Curtis was older than us. He was also bigger, faster and stronger than everyone else on the block. As all bullies would, Curtis loved picking on Darrell because he was the smallest kid in our group of friends. Thankfully Curtis wasn’t a regular visitor to our neighborhood. But when he did show up, he’d reek havoc on our Summer day of fun.

I’ll never forget that one summer day when Curtis showed up for another afternoon of bullying with his slingshot around his neck. In those days if you didn’t have a pocket to carry your slingshot, you simply wore it around your neck like a necklace. Then when when you needed it, you had it close by. When Curtis showed up that day he immediately ended our game and started trying to pick a fight. Curtis got up in Darrell’s face, their noses two inches apart, and said, “Come on squirt, I double dog dare you to start something with me.” It was like Goliath challenging little David, and the rest of us stood around watching like the scared Israelites.

I never expected Darrell to do anything, because he never had before … no one ever had. Big Curtis had spent many a day bullying us without one person ever standing up to him. But today was different. That day would be celebrated from this day forward as VOC Day … “Victory Over Curtis Day!”

What happened next will forever be ingrained in my memory. Some who saw it think it was because of the “double dog dare” that Big Curtis thrown down to Darrell. As you know, double-dog-dares are impossible to turn down when you’re that age, but I think it was something else. I think it was that Darrell had spotted a weakness in Big Curtis that no one had ever seen before. It was the slingshot Big Curtis wore around his neck like a necklace.

The sling shot dangled from Big Curtis’s neck as their noses were two inches apart. Just about the time Big Curtis’s challenge rolled from his lips, Darrell quickly reached up, grabbed the wooden handle of Curtis’s slingshot, pulled it down as far as he could stretch the rubber band and let it fly back towards Curtis’s head. It was the shot heard around the neighborhood. The wooden handle of the slingshot smacked Big Curtis HARD right under the chin. I remember Curtis’s eyes immediately turned solid white just before he took two steps and fell face first to the ground with a large crash. Goliath was out cold.

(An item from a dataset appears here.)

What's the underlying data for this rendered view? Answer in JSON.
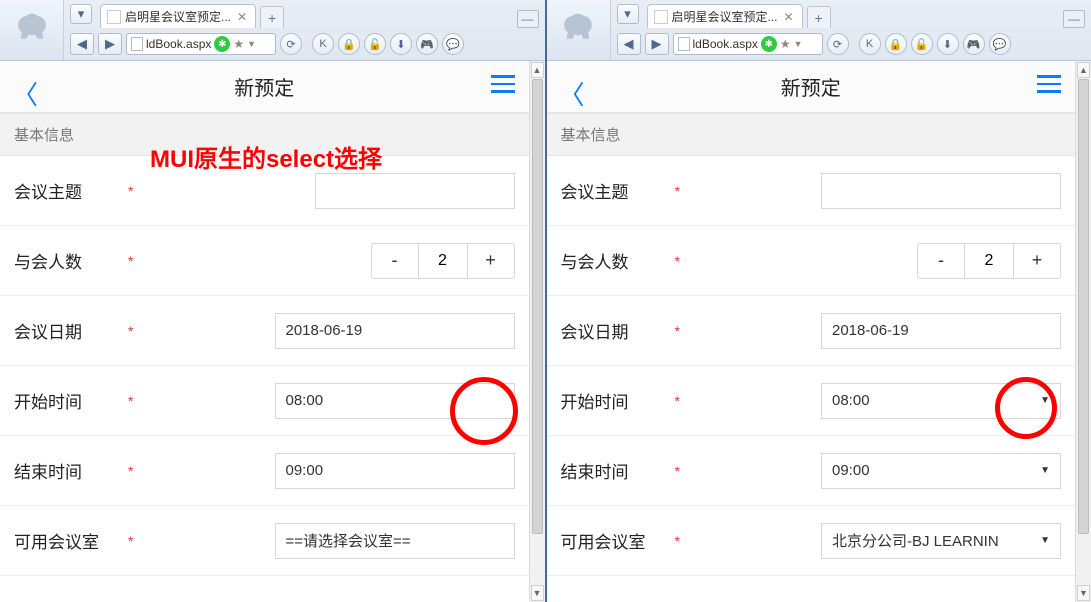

I’m not sure what shocked me more. The fact that someone had just stood up to Curtis or that it was possible that he lay unconscious there in the dirt. As we stood over Big Curtis’s body, our hearts beating a million times a minute, my brother Bruce asked, “Is he dead?” Seconds later we did the only thing we knew to do … we ran away as fast as we could. I have no idea how long Curtis lay there in the dirt because we were blocks away within minutes.

From that day forward Big Curtis wasn’t all that “Big” anymore. The Goliath in our lives had been defeated by the littlest David on the block. Darrell walked a little taller that summer knowing he had done what everyone thought was impossible. Big Curtis didn’t come around much after that. Oh, occasionally he’d wander through our neighborhood, but when he did, he never bothered any of us anymore. I know he was humiliated because it got out at school that a kid two years younger than him had knocked him out. While Big Curtis never wore his slingshot around his neck again, what he did wear from that day on was a big scar on his chin where the slingshot hit him.

I miss those simple times as a kid, but more than that I miss my friend Darrell that passed way 8 years ago. I think about him, our friendship and the good old days every May 16th … today he would have been 44 years old.  He will forever be a champion in my eyes!